Boehm and her colleagues looked at the existing scientific literature on green tea consumption-either by drinking the tea or taking green tea extracts-and found 51 studies suitable for inclusion in their review. Just one of the studies, of prostate cancer risk, was a randomized controlled trial, the highest standard of clinical evidence.
The investigations of green tea consumption and digestive cancers had “highly contradictory” results, Boehm and her team found, with “limited evidence” that green tea could reduce liver cancer risk, but conflicting evidence on a number of other cancers involving the digestive system.

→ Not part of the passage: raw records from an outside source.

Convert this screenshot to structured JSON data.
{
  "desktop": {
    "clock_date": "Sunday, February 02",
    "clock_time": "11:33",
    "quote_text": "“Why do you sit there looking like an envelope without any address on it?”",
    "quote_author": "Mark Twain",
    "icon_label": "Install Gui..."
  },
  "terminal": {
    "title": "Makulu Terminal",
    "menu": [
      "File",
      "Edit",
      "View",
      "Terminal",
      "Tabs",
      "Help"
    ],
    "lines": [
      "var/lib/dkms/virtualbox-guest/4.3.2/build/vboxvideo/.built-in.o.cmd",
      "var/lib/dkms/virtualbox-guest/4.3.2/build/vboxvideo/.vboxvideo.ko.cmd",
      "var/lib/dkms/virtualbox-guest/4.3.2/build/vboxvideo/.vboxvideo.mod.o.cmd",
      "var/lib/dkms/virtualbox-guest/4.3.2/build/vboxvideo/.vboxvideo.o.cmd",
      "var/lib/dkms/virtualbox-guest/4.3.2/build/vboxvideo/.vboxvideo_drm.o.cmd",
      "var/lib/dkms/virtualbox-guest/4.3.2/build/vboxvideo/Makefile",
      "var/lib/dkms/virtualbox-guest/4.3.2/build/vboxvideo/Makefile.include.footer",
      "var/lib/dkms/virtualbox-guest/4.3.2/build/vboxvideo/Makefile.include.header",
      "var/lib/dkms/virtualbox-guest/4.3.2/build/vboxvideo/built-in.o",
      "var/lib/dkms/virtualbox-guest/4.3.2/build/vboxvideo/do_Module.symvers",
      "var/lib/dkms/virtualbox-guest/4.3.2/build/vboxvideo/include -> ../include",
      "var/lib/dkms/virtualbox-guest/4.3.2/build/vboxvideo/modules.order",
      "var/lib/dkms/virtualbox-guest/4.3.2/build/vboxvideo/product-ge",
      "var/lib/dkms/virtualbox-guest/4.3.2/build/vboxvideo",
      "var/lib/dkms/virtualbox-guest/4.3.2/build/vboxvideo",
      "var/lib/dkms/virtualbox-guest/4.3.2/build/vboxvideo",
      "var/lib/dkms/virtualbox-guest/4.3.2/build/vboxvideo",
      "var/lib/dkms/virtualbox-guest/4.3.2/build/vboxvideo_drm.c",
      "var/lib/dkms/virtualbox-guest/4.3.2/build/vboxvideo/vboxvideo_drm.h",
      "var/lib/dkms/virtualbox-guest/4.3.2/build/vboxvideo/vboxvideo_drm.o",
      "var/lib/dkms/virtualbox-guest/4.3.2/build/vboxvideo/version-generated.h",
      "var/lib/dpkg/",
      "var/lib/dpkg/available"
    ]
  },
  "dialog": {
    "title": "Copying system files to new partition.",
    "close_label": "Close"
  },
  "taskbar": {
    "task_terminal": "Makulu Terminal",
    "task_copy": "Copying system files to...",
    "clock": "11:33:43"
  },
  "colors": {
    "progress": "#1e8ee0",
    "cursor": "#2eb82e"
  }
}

For prostate cancer, the higher quality studies did indeed suggest a link between higher consumption of green tea in beverage or extract form and lower risk, the researchers found. Evidence on bladder and lung cancer was “limited to moderate,” while there was some evidence that green tea could actually boost bladder cancer risk. Evidence that green tea was not protective against death from cancer of the stomach was “moderate to strong.”
Forty-seven of the studies were done in Asia, Boehm and her colleagues note, where green tea consumption is much more common than elsewhere. “It is impossible to generalize the findings to the world more widely since the main bulk of evidence derives mainly from Asian cultures,” the researcher said.
To get better answers on green tea and cancer prevention, she added, it will be necessary to perform a “large, well-designed” study with adequate green tea consumption,” even though resources for doing these kinds of studies are limited. “We need to aim at creating high-level evidence in this much talked about but little researched topic area. Funding and infrastructure for clinical trials remain major challenges for the future.”
Nevertheless, she and her colleagues conclude, people who enjoy drinking green tea should continue to do so. “Drinking green tea appears to be safe at regular, habitual and moderate use, within its recommended dose of 1200 milliliters per day, which is about 5-6 average cups per day,” Boehm said.